イントロ
今般の合宿訓練の目標は、個人個人の能力を自ら発見すること、つまり震災で我々が活動するにあたって、どのようなチーム編成で実行するのかということも重要であるが、それ以前に自分自身の能力がどのレベルにあるのかということを認識することで、少ない人数で、効率的効果的な配置を行って任務のプランが建てられるということを前提として、その認識を、災害時にチームを編成するメンバーがその人の能力を理解するということも、災害現場において極めて重要であり、任務が能力過多になっている場合や、その人物の代役が必要になった時などに、メンバーでの合意形成が柔軟に行える強い組織となることが想定目的と言っていいだろう。
そうした訓練を行いつつも、訓練中に出る成果は、単なる練習を行ったフォトグラメトリーでは、練習という一義的な意味として残すものとなるが、今般は、練習場所を提供していただいた小学校のグランド敷を拠点として、加賀市の協力の元、地域で問題となっている防風林の松が虫による被害を受けていることについて、訓練で撮影した成果を用いて、その対策を検討することに活用していただくというミッションが与えられた。
機体
DroneBird所有のドローンで訓練に投入されたものはAereROBO Wing (VTOL)AeroSense社製(写真)
とeBeeX
とeBeeGeo(Plane)sensefly社製である。また参加者個人で所有する機体、DJI Phantom4, SONY Airpeak S1などは、訓練中の模様を撮影するなどに使用され、訓練に合わせて、小規模なミッションを設定し個人のレベルに合わせて内容を実行して、それぞれの目的と成果の達成を目指した。
一日目
VTOLを見たことのないメンバーに向けての取り扱いと注意事項及びその計画の立案を専用のソフトウェアの操作時の画面を表示しながら、機体のキャリブレーションを実際に行い、非常に繊細なセンサーの取り扱いや機体の反応、画面でのエラー表示、ユニークな右翼左翼が完全に取り付けられているかの確認方法や、上昇法のマルチコプター用のプロペラの脱着方法の難しさの説明など。実際に機体が扱える技術者メンバーとなることを目標として、初段の説明を中心に行うことから始まった。

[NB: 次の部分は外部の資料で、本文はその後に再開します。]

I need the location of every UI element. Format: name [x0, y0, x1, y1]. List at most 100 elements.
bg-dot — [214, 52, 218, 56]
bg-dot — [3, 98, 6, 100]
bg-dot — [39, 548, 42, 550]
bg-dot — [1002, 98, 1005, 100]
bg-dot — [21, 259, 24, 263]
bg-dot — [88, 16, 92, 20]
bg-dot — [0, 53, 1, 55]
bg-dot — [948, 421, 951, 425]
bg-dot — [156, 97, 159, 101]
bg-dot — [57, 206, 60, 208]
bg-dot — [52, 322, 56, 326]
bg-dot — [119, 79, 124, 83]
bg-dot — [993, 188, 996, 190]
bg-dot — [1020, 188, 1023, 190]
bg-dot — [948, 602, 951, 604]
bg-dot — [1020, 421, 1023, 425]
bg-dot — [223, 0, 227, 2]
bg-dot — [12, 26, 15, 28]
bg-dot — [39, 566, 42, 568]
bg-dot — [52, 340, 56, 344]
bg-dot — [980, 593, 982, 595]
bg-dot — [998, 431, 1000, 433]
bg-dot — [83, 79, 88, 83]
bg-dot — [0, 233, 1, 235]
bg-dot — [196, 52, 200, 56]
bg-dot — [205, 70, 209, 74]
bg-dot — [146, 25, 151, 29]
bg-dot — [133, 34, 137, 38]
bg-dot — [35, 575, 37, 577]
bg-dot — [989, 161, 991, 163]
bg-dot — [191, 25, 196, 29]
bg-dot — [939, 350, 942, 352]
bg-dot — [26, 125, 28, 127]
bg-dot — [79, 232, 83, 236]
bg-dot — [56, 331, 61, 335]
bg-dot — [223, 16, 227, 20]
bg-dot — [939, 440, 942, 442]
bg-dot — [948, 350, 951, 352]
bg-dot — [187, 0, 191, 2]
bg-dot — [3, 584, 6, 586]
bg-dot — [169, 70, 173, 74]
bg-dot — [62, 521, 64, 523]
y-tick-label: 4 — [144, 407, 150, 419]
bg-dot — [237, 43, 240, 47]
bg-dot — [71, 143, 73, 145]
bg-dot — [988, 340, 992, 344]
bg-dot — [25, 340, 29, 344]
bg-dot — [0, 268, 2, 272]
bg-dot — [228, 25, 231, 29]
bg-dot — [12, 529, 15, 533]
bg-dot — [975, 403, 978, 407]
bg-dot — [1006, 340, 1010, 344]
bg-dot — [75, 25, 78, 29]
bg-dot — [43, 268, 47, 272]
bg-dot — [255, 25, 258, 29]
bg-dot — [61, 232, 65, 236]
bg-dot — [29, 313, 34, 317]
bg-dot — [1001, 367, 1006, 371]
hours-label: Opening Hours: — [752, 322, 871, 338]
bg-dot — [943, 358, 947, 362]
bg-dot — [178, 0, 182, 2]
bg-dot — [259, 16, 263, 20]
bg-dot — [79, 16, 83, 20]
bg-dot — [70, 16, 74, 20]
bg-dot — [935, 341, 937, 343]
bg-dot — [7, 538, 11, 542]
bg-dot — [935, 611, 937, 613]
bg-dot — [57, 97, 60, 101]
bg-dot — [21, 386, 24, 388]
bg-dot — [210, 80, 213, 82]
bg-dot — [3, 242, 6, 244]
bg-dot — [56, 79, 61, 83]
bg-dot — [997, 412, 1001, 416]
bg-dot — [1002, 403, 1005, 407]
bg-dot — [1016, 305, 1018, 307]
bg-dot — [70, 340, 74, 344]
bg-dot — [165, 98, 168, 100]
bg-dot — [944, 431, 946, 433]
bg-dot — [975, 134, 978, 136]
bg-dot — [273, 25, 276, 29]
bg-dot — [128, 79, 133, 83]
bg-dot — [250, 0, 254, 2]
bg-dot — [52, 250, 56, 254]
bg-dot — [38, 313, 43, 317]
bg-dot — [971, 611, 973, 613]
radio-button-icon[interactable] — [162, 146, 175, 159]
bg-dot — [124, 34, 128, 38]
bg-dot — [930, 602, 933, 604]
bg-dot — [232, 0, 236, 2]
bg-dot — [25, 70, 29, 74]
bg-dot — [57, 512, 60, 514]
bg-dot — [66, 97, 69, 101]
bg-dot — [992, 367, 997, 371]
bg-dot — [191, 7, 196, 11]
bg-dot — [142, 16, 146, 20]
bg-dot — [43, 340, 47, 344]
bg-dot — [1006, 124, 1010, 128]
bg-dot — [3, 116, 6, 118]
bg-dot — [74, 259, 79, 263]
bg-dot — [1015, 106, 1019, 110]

実際の撮影は200mの幅で海岸沿いに5kmの距離が撮影することから、VTOL機ではなくeBeeXでの撮影の計画及び実行が選択された。固定翼は日本の地形では、都市部での運用が難しい機体ではあるが、1度飛び立てば90分近いフライトが可能であるという特性から、DroneBirdの活動において、主力的に使用している機体であるとともに、普段からマルチコプターを運用するメンバーから固定翼機が実際に運得ようすることを目の当たりにすることで、自身が監視員となってもの、オペレーターがどのような操作を行っているのか知っていることも、監視員の作業中に一般人からの質問がなされた場合に、丁寧でより詳しい説明をすることも、災害現場で被災者に安心を与えられることに繋がるといったことが期待されている。また、片道5kmのフライトを20往復程度行うことにより、オペレーターから目視外になる条件が10%程度見込まれる計画として、目視外飛行になる場合の電波塔の建て方と注意点や、電波範囲内になった場合のオペレーションやセッティングの注意点、天候風向きとフライト方向と計画、ランディング方法とランディングの角度設定と注意点などの説明がなされ、テイクオフは、飛行させて経験のないメンバーが熟練したメンバーからの指導を受けて、フライトを行った。
懇親会
各自取得した写真を合宿の夜にBBQを囲みなら、画像の確認を行うとともに、合宿で参加できなかったメンバーをオンラインのZoom会議を設置して、意見交換を行うとともに、合宿で使用している環境や機材の紹介や参加しているメンバー紹介、課題についてのディスカッションを行った。
二日目
加賀市の公民館で会議室が提供され、撮影した写真のオルソ化工程の説明や、ドローン操縦者として知っておかなければならないGNSSの仕組みや作成されたオルソ画像をOpen Airial Mapにアップロードする手順及び注意事項などが説明された。
最初に想定されたミッションはすべて追行され、各メンバーの課題設定とチームとしての目標が達成された。活動の詳細についてはSNSで発信し、取得されたオルソデータもまた、オープンデータとして公開されているものを加賀市に提供されることで今回のミッションを終了した。
普段は関東及び関西で訓練するという活動であるが、普段チャットで会話するメンバーが一同に会して有意義な時間を過ごすということは、深い意味を持ち今後の活動に生かされるであろう。